Rating: 4/5

Genre: Mystery, Thriller

No. pages: 481

ISBN: 9780593072493

Everyone’s favourite symbologist, Robert Langdon, wakes up in a hospital in Florence suffering from a head wound and amnesia. He has somehow obtained a strange object he does not remember getting which begins his hunt for the truth of what happened to him.

The main criticism many will have is the formulaic nature of Brown’s novels. In a way, the plot is a fairly predictable treasure hunt featuring lots of literary, art and architectural references set in fascinating cities. In this case, Inferno focusses around Dante’s epic poem, The Divine Comedy, and occasionally it can feel like more of a guide book than a novel.

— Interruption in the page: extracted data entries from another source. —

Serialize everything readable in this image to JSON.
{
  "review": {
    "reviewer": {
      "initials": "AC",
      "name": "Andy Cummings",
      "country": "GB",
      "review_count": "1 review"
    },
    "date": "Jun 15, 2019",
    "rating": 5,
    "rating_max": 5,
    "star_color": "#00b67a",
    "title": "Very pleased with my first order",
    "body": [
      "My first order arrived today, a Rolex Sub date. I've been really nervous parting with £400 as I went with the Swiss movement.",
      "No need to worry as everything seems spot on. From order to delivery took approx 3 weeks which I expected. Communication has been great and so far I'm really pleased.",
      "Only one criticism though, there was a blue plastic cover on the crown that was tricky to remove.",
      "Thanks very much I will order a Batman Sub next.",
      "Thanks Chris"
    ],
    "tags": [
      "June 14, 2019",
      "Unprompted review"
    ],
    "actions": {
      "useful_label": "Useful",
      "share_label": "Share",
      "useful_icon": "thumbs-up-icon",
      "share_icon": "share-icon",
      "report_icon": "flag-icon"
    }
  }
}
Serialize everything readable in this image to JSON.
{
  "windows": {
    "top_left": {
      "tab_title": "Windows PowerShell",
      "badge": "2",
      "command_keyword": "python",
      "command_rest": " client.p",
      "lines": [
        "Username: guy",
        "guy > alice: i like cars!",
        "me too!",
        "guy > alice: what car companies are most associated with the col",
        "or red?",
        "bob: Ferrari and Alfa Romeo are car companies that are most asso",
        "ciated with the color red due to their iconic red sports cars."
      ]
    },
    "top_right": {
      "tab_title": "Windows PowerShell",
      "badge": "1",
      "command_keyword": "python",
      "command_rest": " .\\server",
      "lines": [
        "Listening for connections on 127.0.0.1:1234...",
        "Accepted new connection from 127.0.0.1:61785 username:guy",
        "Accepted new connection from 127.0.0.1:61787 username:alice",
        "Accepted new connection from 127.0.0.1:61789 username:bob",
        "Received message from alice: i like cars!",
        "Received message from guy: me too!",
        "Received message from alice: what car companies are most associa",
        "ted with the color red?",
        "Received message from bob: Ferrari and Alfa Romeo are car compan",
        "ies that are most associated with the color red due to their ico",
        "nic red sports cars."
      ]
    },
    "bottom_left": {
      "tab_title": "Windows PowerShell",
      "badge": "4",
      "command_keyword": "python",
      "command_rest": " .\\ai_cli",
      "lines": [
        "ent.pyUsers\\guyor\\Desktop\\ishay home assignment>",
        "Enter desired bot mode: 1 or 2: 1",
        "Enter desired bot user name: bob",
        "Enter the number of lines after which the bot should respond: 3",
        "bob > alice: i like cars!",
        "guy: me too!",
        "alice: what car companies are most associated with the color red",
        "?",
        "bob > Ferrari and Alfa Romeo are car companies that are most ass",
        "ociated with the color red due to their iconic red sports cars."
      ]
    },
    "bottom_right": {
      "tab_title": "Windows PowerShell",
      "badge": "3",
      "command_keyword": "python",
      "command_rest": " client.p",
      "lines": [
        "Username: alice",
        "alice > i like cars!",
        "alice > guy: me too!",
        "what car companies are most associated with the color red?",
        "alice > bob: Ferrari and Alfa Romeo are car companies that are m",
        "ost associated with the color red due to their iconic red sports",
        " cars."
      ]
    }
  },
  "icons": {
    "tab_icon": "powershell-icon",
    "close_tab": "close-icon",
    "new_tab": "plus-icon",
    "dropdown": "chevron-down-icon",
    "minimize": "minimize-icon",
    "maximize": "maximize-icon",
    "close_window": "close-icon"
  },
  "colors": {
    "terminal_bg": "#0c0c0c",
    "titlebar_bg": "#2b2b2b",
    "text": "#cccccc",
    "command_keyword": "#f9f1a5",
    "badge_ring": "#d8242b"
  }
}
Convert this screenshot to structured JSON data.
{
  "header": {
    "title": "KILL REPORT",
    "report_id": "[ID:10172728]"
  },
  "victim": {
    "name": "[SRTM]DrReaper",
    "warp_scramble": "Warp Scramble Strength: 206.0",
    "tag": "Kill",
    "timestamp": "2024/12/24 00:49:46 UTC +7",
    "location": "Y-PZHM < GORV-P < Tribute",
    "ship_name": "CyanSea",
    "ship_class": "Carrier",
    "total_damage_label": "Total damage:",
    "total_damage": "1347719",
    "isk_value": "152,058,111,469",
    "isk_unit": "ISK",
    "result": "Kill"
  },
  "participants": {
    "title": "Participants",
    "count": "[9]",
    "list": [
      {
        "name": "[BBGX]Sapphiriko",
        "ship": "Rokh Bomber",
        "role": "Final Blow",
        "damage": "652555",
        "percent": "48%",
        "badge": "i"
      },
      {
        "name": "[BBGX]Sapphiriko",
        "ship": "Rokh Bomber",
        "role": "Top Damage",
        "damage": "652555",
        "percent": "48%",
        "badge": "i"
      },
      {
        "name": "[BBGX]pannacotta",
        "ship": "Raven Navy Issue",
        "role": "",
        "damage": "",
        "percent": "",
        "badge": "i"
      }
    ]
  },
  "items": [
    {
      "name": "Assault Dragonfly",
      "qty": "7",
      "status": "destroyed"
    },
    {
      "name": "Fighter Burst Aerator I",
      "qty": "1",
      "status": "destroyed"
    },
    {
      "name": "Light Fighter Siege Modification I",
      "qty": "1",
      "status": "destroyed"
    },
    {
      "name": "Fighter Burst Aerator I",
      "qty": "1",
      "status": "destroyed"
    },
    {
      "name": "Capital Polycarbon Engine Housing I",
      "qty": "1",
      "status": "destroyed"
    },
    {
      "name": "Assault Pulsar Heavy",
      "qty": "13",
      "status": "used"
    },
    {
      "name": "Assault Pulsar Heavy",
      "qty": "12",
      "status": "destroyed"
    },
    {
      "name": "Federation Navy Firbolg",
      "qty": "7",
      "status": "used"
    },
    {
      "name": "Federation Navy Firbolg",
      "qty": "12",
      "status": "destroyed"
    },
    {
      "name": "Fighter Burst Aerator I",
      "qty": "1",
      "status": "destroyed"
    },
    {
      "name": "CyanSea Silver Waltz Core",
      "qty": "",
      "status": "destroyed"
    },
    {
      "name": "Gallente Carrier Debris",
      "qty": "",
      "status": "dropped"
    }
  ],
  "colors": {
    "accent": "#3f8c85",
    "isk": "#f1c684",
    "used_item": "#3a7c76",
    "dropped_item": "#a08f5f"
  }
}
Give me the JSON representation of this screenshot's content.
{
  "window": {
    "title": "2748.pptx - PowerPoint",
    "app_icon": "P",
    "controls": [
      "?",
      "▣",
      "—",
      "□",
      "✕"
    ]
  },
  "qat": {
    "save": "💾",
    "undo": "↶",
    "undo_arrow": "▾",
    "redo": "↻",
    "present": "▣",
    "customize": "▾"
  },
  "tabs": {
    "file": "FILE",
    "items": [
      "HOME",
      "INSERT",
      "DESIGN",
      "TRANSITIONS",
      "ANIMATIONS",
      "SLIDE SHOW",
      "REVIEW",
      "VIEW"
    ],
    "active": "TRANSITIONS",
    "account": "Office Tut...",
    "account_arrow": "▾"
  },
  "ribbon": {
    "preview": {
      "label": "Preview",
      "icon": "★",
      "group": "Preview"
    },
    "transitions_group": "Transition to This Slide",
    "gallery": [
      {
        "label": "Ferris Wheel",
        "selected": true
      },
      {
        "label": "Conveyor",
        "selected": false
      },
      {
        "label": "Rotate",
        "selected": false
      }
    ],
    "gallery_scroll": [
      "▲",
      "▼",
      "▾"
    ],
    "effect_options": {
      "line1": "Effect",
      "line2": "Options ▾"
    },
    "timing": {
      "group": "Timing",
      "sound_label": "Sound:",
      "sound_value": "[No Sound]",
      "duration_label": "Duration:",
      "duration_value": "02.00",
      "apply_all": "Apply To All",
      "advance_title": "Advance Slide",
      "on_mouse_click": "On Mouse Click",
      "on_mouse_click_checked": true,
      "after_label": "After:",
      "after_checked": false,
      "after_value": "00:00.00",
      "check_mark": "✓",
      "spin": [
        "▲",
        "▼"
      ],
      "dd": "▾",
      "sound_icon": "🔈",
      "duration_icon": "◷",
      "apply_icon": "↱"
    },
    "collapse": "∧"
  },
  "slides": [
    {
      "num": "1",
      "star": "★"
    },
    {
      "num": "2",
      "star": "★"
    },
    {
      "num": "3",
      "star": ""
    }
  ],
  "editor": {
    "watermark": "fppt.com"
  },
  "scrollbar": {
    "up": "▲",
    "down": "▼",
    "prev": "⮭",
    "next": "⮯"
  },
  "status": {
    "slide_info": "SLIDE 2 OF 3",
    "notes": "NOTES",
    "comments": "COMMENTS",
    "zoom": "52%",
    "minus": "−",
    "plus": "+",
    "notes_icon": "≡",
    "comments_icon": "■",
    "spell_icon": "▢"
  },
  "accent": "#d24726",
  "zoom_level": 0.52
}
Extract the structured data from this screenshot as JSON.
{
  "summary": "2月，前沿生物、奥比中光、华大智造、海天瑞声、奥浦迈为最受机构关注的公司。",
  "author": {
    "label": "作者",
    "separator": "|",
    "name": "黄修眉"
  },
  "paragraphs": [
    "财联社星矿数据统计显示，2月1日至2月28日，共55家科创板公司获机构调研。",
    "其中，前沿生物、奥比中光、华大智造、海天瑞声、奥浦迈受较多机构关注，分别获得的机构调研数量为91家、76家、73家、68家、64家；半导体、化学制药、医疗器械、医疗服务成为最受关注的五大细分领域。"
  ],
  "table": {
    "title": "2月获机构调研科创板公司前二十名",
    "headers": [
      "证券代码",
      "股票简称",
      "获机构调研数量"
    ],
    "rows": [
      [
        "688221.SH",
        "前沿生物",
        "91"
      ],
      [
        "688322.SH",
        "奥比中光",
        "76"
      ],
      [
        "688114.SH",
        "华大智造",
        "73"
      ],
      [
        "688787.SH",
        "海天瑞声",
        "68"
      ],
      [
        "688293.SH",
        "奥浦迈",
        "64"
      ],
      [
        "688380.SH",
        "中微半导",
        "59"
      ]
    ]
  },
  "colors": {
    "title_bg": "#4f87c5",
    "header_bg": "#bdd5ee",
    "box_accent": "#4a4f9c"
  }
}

However, Inferno’s plot is fast-paced with plenty of twists and turns. It combines historical references with modern scientific ideas which I think Dan Brown does quite well as long as you don’t take the plot too seriously. I did feel like I was absorbing a lot of the culture of cities such as Florence and Venice without being there and I don’t often get that from a book which is such a light read.

I would recommend not reading multiple Dan Brown novels in a row, as otherwise the formulaic plot can become a bit grating. However, I did really enjoy Inferno and it was significantly better than The Lost Symbol.

Inferno is released as a film within the next few months and I am really excited for that. I enjoyed the film adaptations of The Da Vinci Code and Angels and Demons, so hopefully the next one won’t disappoint either.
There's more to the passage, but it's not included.